CI/CD Pipeline
Workflow map
This repository uses GitHub Actions for PR validation, release image publishing, security analysis, and the public documentation deploy.
| Workflow | Trigger | What it proves |
|---|---|---|
build-check.yml |
Pull requests to main, manual dispatch |
WebApi restores/builds and the compose stack answers /healthz |
main-release.yml |
Push to main, manual dispatch |
GHCR images build, the production compose stack starts, load tests run, multi-arch manifest is created |
codeql.yml |
Pull requests, pushes, weekly schedule | C# security analysis completes successfully |
deploy.yml |
Push to main, manual dispatch |
Astro docs build and deploy to GitHub Pages |
PR gate
Pull requests run the fast safety checks before merge:
- Checkout the repository.
- Install the .NET 9 SDK.
- Restore
src/WebApi/WebApi.csprojwith release flags. - Build the WebApi project with
AOT=trueandEXTRA_OPTIMIZE=true. - Start the compose stack through NGINX.
- Check
http://localhost:9999/healthz. - Run CodeQL analysis.
Main release path
After a PR is rebased into main, the release workflow publishes the runtime image:
| Job | Purpose |
|---|---|
setup-build-test |
Restore and build the net9.0 WebApi project with release/AOT flags |
build-push-amd64 |
Build and push linux/amd64 image to GHCR |
container-test |
Start the production compose stack and check /healthz |
load-test |
Run the k6 validation lane and upload the HTML stress-test report artifact |
build-push-arm64 |
Build and push linux/arm64/v8 image |
merge-manifest |
Publish the multi-arch latest manifest |
Published artifacts
| Artifact | Location |
|---|---|
| Container image | ghcr.io/jonathanperis/rinha2-back-end-dotnet:latest |
| ARM64 image tag | ghcr.io/jonathanperis/rinha2-back-end-dotnet:latest-arm64 |
| Docs site | https://jonathanperis.github.io/rinha2-back-end-dotnet/ |
| Docs section | https://jonathanperis.github.io/rinha2-back-end-dotnet/docs/ |
Build/version matrix
| Path | SDK/runtime | Flags | Purpose |
|---|---|---|---|
| Local Docker/dev compose | .NET 10.0 SDK/runtime images from src/WebApi/Dockerfile |
AOT=true, TRIM=false, EXTRA_OPTIMIZE=false |
Local stack with OpenTelemetry support |
| PR Build Check | actions/setup-dotnet 9.0.x |
AOT=true, TRIM=false, EXTRA_OPTIMIZE=true |
Fast compile gate plus compose health check |
| Main Release image | .NET 10.0 Docker build/runtime images |
AOT=true, TRIM=false, EXTRA_OPTIMIZE=true |
GHCR release image and multi-arch manifest |
| CodeQL | actions/setup-dotnet 9.0.x |
Plain Release build | Security analysis |
| Docs deploy | Bun + Astro ^6.4.2 |
NODE_ENV=production base path |
GitHub Pages static site |
The project targets net9.0 even when Docker build images are 10.0.
Documentation deploy
The Pages workflow delegates to Jonathan’s shared GitHub Pages workflow and uses Bun as the package manager. The docs package is an Astro 6.4 static site under docs/; Markdown content lives in docs/wiki/, and production routes are served under the /rinha2-back-end-dotnet base path.

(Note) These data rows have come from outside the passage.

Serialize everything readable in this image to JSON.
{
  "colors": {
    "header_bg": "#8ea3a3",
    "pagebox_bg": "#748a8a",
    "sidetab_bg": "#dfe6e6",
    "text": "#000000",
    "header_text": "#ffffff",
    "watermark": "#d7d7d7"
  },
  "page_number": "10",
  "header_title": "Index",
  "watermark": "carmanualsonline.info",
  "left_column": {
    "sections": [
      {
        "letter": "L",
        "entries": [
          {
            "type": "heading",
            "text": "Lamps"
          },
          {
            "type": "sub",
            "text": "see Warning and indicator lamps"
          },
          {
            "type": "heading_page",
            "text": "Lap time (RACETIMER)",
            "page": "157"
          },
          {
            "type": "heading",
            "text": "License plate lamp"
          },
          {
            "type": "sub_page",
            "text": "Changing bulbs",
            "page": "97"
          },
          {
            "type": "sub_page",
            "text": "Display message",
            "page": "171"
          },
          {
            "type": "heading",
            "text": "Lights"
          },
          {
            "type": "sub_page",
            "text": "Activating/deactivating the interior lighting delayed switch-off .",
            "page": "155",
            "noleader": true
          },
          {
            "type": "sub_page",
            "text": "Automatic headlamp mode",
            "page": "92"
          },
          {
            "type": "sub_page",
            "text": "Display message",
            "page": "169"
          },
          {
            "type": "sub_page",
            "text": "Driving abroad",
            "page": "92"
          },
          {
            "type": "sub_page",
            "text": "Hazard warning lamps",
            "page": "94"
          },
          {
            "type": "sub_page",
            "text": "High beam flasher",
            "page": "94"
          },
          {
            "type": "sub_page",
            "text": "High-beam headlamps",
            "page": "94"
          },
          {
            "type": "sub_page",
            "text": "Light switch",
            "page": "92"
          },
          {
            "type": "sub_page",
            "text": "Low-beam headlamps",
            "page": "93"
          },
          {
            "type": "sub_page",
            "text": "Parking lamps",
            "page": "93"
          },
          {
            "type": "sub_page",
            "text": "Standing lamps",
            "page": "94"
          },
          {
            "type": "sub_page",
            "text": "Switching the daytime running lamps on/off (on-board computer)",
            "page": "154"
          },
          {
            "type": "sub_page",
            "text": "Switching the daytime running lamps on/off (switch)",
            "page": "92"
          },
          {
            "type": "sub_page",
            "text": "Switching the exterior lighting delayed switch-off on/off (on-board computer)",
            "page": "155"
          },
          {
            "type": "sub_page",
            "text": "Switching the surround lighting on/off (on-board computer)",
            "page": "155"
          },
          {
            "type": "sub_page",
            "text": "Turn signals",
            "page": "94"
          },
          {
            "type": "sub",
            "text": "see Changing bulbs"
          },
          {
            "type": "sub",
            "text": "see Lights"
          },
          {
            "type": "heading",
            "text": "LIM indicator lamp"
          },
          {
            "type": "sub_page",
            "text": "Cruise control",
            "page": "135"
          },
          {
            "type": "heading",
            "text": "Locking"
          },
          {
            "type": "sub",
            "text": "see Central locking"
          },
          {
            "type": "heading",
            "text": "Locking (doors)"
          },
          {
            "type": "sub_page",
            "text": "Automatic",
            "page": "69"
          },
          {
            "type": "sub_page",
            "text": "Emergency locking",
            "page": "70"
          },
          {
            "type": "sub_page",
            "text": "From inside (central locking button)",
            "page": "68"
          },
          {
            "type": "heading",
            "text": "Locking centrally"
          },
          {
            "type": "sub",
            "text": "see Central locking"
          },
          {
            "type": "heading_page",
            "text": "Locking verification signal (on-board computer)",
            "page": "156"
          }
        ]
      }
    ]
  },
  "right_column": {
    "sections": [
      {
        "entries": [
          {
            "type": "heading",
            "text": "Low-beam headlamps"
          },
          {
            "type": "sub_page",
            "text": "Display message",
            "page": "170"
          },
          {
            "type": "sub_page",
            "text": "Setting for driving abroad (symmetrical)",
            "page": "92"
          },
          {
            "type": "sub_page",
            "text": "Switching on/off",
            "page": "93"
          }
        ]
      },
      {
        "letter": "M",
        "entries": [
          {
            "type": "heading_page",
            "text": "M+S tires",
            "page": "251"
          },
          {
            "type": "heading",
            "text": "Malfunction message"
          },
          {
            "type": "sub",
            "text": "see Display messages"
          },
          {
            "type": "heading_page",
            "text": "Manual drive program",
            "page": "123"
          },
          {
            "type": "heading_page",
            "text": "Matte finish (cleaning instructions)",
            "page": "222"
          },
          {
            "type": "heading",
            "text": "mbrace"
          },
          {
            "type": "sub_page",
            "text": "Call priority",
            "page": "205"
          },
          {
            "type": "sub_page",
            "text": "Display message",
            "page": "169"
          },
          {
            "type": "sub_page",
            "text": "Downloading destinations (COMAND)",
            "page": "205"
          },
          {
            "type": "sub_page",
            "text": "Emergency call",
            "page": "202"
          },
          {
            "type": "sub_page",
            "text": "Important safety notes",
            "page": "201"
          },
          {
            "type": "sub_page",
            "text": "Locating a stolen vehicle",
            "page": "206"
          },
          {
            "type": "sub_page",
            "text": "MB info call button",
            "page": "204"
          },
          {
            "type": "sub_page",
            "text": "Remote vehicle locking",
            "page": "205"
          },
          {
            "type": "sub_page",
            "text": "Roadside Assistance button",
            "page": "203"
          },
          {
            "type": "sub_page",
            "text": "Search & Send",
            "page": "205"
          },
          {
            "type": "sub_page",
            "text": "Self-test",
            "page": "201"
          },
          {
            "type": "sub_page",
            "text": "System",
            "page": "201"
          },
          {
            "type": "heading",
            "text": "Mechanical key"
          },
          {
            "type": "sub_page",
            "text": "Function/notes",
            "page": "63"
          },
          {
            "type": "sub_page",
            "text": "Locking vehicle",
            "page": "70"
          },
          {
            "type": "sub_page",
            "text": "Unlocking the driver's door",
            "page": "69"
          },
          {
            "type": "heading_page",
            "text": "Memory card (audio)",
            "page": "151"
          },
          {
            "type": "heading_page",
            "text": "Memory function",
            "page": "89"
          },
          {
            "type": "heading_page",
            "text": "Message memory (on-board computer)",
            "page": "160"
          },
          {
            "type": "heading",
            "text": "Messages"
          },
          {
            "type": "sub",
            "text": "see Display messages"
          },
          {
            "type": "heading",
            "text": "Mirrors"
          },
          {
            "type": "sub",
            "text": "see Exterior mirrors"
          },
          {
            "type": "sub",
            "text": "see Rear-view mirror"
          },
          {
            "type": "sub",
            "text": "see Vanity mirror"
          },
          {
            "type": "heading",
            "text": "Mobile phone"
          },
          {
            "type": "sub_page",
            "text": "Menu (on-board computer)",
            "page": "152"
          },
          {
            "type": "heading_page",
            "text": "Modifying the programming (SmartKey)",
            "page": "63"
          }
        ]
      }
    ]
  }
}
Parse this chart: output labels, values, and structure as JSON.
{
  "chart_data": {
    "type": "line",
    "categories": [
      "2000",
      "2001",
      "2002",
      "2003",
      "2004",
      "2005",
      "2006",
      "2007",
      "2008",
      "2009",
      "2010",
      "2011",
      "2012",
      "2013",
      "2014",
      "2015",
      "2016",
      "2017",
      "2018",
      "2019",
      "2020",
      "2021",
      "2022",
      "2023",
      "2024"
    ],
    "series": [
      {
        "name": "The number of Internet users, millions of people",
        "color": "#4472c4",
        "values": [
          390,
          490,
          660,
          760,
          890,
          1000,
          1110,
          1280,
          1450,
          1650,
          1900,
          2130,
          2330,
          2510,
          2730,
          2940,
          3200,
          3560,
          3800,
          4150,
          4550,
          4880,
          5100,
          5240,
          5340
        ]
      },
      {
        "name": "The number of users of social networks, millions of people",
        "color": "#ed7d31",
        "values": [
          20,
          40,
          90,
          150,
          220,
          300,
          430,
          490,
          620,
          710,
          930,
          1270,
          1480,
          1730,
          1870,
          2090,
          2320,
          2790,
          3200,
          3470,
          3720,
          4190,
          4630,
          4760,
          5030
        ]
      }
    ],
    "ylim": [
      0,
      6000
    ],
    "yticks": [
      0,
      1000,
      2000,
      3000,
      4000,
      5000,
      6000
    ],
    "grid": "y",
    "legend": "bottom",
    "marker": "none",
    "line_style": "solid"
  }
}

The docs site uses Astro’s markdown.processor API with @astrojs/markdown-satteri. That keeps Markdown rendering explicit, but it also means future Remark/Rehype-style extensions should be tested against Sätteri before they are assumed to work.
Operational notes
- Use PR branches for this repository. The repo allows rebase merges and keeps main linear.
- Main releases are intentionally heavier than PR checks because they publish images and execute the load-test lane.
- Docs changes still trigger the main release workflow after merge, so report Pages status separately from image publishing when a change only affects documentation.